I'm trying figure out how to write a Haskell Parsec parser for consuming any of these Ruby expressions:

   hello("test", 'test2') 
   my_variable
   hello(world("test"))
   (hello + " " + world)

When the parser starts parsing at the beginning of any of these items, it should return the whole string and stop parsing at the end of item. If any of these items is followed by a comma, that comma should not be consumed.

I've tried a few times to write a parser for these types of expressions but with no success. It's not necessary to parse the sub-components of these expressions -- I don't need a full AST. I just need to consume and capture these sorts of chunks.

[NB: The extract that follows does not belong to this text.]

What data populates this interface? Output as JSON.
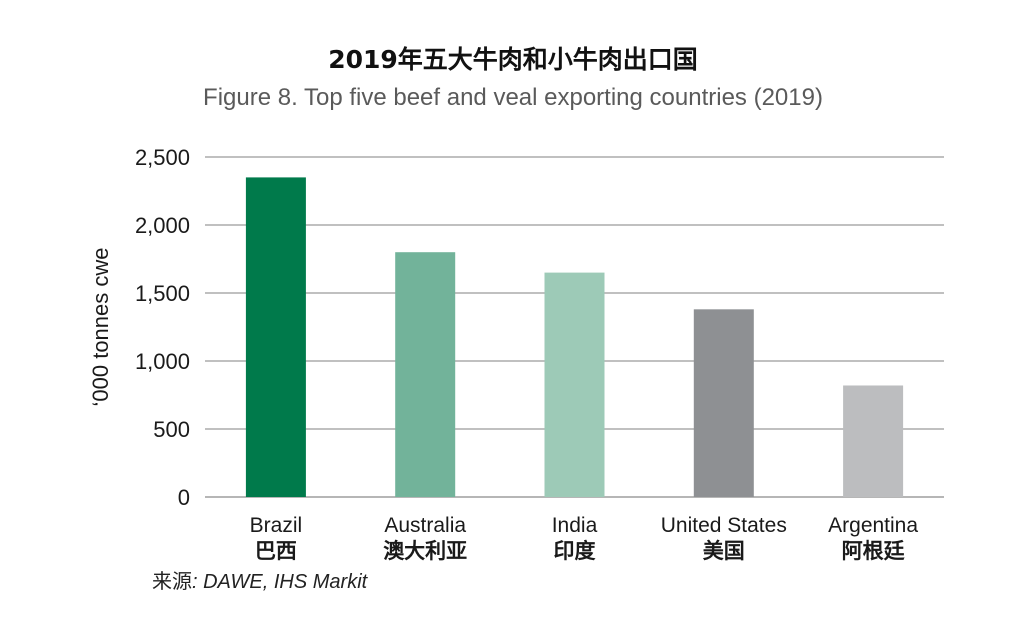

I thought maybe an adequate heuristic could involve just balancing any parentheses and eating all the content within outer balanced parentheses, in addition to any preceding identifier. But I need some help writing a parser that works this way.

1
It doesn't make sense to try to parse without parsing everything. Either (a) write a structured, correct parser, or (b) write something that eats the input, does some counting and tracking but doesn't actually parse it. You'll find it hard to do (b) with parsec. The key question is correctness: how will you parse this(example + "(with" + (weird ("bracketing)?")+"(")) unless you parse strings? You should bite the bullet and write a string parser first, then an identifier parser, then mutually recursive expression, argumentList and function parsers. You don't have to return an AST.AndrewC
That makes sense. Thanks for the advice.dan
@AndrewC since your comment appeared to answer this, do you mind posting it as an answer to move this off "unanswered questions"?sclv
@sclv Done. I'm not sure it's a stupendous answer, but I completely take the point about the list.AndrewC

1 Answers

1
votes

It doesn't make sense to try to parse without parsing everything. Either (a) write a structured, correct parser, or (b) write something that eats the input, does some counting and tracking but doesn't actually parse it. You'll find it hard to do (b) with parsec. The key question is correctness: how will you parse this(example + "(with" + (weird ("bracketing)?")+"(")) unless you parse strings? You should bite the bullet and write a string parser first, then an identifier parser, then mutually recursive expression, argumentList and function parsers. You don't have to return an AST.